Got 1 min? The last ‘virgin’ island in the Riviera Maya is for sale

If you’ve ever fantasized about owning a private island in Mexico, now is your big chance. Cayo Culebra, the last untouched island of the Riviera Maya, is up for sale at a reported price of US $68 million, or more than 1.1 billion pesos.

The 36-hectare island is located in Ascensión Bay, off the coast of the Yucatán Peninsula, and is part of the Sian Ka’an Biosphere Reserve, declared a UNESCO World Heritage Site in 1987. 

It is an uninhabited “natural paradise” with abundant birds and plant life, according to  newspaper El Financiero.

Mexico has designated Cayo Culebra as a Protected Natural Area (ANP) for more than 30 years. IAD Group, the European real estate network selling the property, specifies that the National Commission for Protected Areas (Conanp) will retain control over the island and whoever buys the island can build on only 10% of it and any construction will be limited to cabins, bungalows and palapas.

Still, IAD assures, Cayo Culebra offers potential buyers “great profitability perspectives” by attracting a “high-end clientele looking for a unique and nature-friendly experience.”

Located 12 kilometers off the coast at its nearest point to land — and 56 kilometers south of Tulum, Quintana Roo — the island is reachable by private plane or boat. The shortest boat trip would be from Punta Allen, but it can also be reached via water from Playa del Carmen, Tulum or Bacalar.

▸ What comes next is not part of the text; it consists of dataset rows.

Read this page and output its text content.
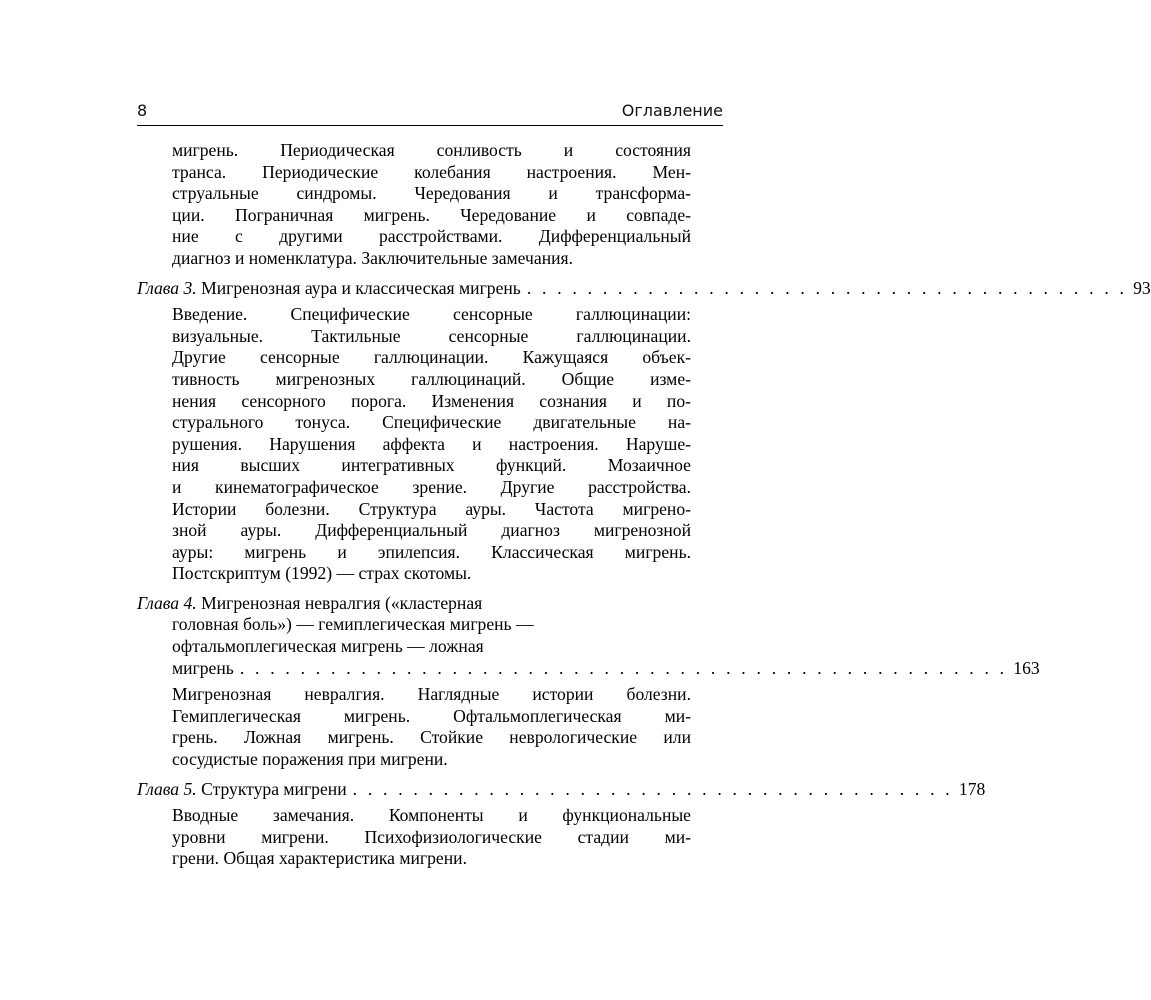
8	Оглавление
мигрень. Периодическая сонливость и состояния
транса. Периодические колебания настроения. Мен-
струальные синдромы. Чередования и трансформа-
ции. Пограничная мигрень. Чередование и совпаде-
ние с другими расстройствами. Дифференциальный
диагноз и номенклатура. Заключительные замечания.
Глава 3.
Мигренозная аура и классическая мигрень . . . . . . . . . . . . . . . . . . . . . . . . . . . . . . . . . . . . . . . . 93
Введение. Специфические сенсорные галлюцинации:
визуальные. Тактильные сенсорные галлюцинации.
Другие сенсорные галлюцинации. Кажущаяся объек-
тивность мигренозных галлюцинаций. Общие изме-
нения сенсорного порога. Изменения сознания и по-
стурального тонуса. Специфические двигательные на-
рушения. Нарушения аффекта и настроения. Наруше-
ния высших интегративных функций. Мозаичное
и кинематографическое зрение. Другие расстройства.
Истории болезни. Структура ауры. Частота мигрено-
зной ауры. Дифференциальный диагноз мигренозной
ауры: мигрень и эпилепсия. Классическая мигрень.
Постскриптум (1992) — страх скотомы.
Глава 4.
Мигренозная невралгия («кластерная
головная боль») — гемиплегическая мигрень —
офтальмоплегическая мигрень — ложная
мигрень . . . . . . . . . . . . . . . . . . . . . . . . . . . . . . . . . . . . . . . . . . . . . . . . . . . 163
Мигренозная невралгия. Наглядные истории болезни.
Гемиплегическая мигрень. Офтальмоплегическая ми-
грень. Ложная мигрень. Стойкие неврологические или
сосудистые поражения при мигрени.
Глава 5.
Структура мигрени . . . . . . . . . . . . . . . . . . . . . . . . . . . . . . . . . . . . . . . . 178
Вводные замечания. Компоненты и функциональные
уровни мигрени. Психофизиологические стадии ми-
грени. Общая характеристика мигрени.
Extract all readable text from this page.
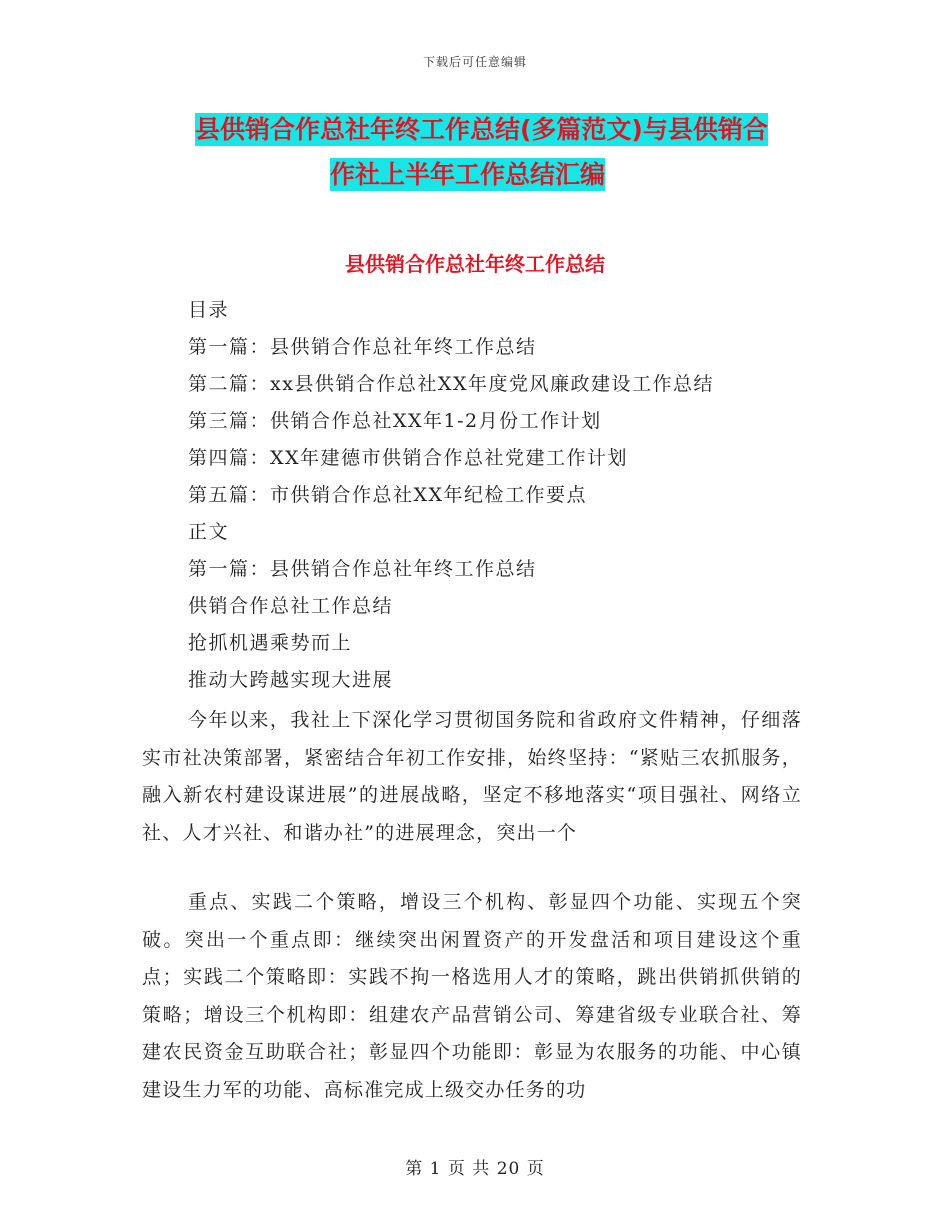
下载后可任意编辑
县供销合作总社年终工作总结(多篇范文)与县供销合
作社上半年工作总结汇编
县供销合作总社年终工作总结
目录
第一篇：县供销合作总社年终工作总结
第二篇：xx县供销合作总社XX年度党风廉政建设工作总结
第三篇：供销合作总社XX年1-2月份工作计划
第四篇：XX年建德市供销合作总社党建工作计划
第五篇：市供销合作总社XX年纪检工作要点
正文
第一篇：县供销合作总社年终工作总结
供销合作总社工作总结
抢抓机遇乘势而上
推动大跨越实现大进展
今年以来，我社上下深化学习贯彻国务院和省政府文件精神，仔细落实市社决策部署，紧密结合年初工作安排，始终坚持：“紧贴三农抓服务，融入新农村建设谋进展”的进展战略，坚定不移地落实“项目强社、网络立社、人才兴社、和谐办社”的进展理念，突出一个
重点、实践二个策略，增设三个机构、彰显四个功能、实现五个突破。突出一个重点即：继续突出闲置资产的开发盘活和项目建设这个重点；实践二个策略即：实践不拘一格选用人才的策略，跳出供销抓供销的策略；增设三个机构即：组建农产品营销公司、筹建省级专业联合社、筹建农民资金互助联合社；彰显四个功能即：彰显为农服务的功能、中心镇建设生力军的功能、高标准完成上级交办任务的功
第 1 页 共 20 页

In Spanish, culebra refers to a snake, particularly a small, non-venomous one. Cayo means “cay,” often spelled “key,” which is a low-lying island formed on top of a coral reef.

A  listing for the island on IAD’s website calls Cayo Culebra “The mysterious island.”

“If you’ve always dreamed of investing in an ecological tourism project while enjoying the splendors of the Riviera Maya, Cayo Culebra is an opportunity not to be missed!” the site says.

Despite its restrictions, IAD is promoting Cayo Culebra as a golden opportunity for development. 

“With all permits and documentation in order, the island is ready to welcome thousands of tourists annually, as it is possible to build on 10% of the island’s surface, to develop, for example, hotels or bungalows on stilts.”